I learned a simple strategy to circumvent perfection in the artistic process. Jim Taylor shared this little trick with me many years ago. Taylor works in the medium of film. He received an Oscar for screenwriting with the film “Sideways,” so his perspective is a successful one.
He never tries to create the perfect screenplay. Instead, he selects a modest goal for any project. For one screenplay, he may decide that he is focusing on dialogue. If he can get the characters communicating in a way that has the verisimilitude of truth, then he will call the screenplay a success. For another project, he may want for his action sequences to move seamlessly over the pages. If he reduces his aspirations for the creative endeavor to more manageable goals, then he can let go of the prospect of creating the perfect script. No longer is “perfection” a part of the process.
The beauty of this technique is that it forces the artist to zero in on craft. Developing expertise in one aspect of the medium means that the skill is always in the artist’s arsenal. They can always rely upon it for future projects – for there will always be future projects. And if you have already tackled the craft of writing snappy dialogue in a past project, for example, then you can summon that knowledge and apply it to a current project. You are methodically building a skill set over time. In short order, the creative endeavor has turned in to a career.

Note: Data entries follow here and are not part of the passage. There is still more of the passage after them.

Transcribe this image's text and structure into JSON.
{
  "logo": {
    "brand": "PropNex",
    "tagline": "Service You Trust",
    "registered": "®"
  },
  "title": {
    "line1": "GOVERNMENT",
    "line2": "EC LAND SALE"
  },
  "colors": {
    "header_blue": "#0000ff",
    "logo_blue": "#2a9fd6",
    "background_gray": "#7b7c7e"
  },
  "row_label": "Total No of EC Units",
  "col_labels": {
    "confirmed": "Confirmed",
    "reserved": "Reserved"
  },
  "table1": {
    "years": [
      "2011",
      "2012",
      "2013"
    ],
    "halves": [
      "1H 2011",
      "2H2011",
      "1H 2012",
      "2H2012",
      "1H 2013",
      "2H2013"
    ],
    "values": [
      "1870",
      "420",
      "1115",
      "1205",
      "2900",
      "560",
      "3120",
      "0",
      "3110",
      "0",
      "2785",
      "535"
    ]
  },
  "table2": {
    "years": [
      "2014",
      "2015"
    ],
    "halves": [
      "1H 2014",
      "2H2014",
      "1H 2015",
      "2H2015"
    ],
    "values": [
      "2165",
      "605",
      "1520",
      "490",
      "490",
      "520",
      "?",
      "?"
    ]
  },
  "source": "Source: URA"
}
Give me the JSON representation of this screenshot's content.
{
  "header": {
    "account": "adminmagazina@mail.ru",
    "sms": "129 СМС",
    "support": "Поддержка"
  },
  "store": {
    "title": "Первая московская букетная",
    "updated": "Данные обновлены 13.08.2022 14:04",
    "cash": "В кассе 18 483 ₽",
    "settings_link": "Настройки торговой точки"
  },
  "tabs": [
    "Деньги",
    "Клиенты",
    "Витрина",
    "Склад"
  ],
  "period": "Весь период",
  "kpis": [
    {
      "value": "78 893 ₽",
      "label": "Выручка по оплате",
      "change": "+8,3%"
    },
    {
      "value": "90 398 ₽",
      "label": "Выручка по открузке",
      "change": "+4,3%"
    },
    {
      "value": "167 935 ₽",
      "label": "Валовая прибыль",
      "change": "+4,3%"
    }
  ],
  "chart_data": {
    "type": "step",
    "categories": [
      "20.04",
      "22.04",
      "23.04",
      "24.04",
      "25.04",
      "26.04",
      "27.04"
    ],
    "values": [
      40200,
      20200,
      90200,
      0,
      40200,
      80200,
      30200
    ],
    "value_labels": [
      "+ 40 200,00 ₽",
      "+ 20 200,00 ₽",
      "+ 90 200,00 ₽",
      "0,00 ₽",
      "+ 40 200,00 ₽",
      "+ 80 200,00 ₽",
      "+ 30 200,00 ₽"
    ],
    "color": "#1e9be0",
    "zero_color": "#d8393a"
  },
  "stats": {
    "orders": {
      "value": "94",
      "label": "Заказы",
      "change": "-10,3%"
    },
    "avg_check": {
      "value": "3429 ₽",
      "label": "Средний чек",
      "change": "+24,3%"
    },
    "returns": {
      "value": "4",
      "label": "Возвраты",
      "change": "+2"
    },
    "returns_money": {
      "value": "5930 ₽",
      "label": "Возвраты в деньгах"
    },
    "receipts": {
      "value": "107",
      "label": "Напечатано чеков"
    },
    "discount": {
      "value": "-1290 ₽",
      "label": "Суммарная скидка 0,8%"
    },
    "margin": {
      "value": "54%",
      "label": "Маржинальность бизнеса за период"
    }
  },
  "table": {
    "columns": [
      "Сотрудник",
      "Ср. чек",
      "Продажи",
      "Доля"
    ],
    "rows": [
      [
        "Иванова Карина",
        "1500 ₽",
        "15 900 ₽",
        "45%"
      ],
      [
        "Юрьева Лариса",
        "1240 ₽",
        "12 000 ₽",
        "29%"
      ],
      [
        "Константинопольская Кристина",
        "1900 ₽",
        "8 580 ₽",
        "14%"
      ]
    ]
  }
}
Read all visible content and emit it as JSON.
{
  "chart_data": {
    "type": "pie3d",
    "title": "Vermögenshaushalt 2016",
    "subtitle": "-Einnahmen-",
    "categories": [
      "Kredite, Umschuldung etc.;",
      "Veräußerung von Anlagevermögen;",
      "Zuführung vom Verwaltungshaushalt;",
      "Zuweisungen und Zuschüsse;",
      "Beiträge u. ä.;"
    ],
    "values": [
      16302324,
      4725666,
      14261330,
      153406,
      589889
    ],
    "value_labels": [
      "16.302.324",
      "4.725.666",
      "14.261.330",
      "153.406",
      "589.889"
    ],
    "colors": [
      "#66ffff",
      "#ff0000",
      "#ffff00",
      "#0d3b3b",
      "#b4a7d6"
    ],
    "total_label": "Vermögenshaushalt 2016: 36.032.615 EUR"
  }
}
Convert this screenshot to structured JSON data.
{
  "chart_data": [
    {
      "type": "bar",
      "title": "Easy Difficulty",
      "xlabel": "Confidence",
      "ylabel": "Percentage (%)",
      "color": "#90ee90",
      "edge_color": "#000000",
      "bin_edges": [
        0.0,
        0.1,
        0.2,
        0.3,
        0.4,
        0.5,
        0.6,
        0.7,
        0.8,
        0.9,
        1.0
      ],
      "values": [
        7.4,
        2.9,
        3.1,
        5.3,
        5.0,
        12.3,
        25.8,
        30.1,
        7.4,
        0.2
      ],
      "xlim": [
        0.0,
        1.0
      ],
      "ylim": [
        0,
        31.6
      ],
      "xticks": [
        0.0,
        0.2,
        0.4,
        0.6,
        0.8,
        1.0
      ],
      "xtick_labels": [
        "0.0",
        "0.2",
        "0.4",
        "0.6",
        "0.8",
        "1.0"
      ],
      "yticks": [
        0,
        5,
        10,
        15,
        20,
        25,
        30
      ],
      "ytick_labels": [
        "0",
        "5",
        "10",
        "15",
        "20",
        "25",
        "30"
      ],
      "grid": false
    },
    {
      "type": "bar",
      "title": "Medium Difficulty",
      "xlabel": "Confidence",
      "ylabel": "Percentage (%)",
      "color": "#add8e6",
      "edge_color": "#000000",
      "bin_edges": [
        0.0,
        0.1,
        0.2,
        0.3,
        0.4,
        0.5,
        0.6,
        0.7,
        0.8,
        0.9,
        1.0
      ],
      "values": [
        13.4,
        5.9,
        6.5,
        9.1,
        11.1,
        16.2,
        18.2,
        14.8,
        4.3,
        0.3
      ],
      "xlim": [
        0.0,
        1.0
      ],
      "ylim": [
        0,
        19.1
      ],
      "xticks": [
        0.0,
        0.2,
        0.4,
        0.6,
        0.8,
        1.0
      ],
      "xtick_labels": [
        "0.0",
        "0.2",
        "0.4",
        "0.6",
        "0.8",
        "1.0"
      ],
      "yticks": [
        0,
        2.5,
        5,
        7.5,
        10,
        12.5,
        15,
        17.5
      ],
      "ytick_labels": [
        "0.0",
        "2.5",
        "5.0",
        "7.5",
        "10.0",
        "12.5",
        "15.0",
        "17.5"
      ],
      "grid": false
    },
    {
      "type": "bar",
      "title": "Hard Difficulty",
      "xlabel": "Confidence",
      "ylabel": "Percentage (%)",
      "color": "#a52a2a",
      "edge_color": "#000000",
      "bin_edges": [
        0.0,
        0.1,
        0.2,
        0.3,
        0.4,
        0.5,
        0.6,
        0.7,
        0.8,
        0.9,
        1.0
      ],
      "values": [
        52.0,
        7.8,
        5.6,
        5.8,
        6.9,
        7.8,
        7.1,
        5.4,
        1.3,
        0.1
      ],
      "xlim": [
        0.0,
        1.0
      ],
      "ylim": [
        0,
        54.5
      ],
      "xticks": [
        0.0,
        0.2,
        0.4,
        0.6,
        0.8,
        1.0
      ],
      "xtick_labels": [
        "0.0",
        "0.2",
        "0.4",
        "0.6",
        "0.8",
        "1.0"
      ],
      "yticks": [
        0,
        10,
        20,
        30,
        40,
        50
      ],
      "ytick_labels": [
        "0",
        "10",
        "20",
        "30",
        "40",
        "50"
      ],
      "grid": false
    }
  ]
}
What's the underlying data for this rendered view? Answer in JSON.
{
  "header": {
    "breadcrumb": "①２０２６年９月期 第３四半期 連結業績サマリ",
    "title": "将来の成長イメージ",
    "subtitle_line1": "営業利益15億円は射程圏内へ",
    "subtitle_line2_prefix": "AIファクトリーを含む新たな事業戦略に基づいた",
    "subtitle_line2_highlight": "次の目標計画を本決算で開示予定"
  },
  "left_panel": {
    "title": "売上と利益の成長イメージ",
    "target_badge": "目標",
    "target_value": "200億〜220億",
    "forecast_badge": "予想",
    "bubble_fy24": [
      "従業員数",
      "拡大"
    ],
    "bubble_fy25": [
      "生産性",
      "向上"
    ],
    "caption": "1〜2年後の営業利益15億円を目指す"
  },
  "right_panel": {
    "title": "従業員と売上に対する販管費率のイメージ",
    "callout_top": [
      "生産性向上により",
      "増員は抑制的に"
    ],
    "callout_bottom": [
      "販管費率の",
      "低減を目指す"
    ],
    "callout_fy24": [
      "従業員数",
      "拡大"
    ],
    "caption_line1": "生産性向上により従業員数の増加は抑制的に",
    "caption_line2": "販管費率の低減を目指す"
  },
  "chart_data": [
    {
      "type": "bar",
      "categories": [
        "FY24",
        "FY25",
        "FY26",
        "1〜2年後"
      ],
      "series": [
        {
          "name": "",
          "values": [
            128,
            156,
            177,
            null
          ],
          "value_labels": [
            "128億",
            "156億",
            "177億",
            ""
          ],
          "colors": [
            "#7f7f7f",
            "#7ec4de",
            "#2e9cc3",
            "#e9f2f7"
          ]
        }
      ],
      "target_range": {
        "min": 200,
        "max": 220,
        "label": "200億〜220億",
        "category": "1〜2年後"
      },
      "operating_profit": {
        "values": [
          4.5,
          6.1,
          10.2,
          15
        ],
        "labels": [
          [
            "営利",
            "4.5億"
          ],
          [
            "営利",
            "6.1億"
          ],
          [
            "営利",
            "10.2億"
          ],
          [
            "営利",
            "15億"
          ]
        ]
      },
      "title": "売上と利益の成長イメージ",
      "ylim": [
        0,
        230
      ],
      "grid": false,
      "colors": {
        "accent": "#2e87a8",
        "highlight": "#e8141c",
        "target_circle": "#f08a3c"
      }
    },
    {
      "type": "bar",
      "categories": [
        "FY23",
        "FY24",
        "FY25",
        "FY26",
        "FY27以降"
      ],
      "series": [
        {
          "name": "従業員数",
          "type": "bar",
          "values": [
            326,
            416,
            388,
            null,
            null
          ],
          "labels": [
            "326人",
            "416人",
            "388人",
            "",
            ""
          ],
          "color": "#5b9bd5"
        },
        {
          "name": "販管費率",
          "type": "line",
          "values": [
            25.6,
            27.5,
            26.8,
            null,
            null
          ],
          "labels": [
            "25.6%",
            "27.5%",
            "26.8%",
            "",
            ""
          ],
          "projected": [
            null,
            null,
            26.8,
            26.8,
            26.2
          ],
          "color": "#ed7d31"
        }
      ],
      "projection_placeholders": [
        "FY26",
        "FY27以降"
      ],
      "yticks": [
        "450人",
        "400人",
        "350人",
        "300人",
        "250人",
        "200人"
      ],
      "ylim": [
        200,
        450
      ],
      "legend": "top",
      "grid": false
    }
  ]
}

Spend some time today contemplating what element of your project you really want to shine. This can be applied to any work of art. Just devote an hour or so to this question, and something meaningful and purposeful will undoubtedly emerge.
This advice from Taylor also brings to light another fascinating aspect of the creative endeavor. Assistance from others with more experience in the artistic process will come out of the woodwork to support you, as you more fully commit to the work over the next several months. You may have a lot of unanswered questions right now – wondering about how to go about constructing your endeavor. You will be surprised how these questions are naturally resolved by others that you encounter. Artists are a generous bunch; we are always willing to share some insight into our own travails. The mystery of the path becomes a little less shadowed, as you walk down it with resolve and determination.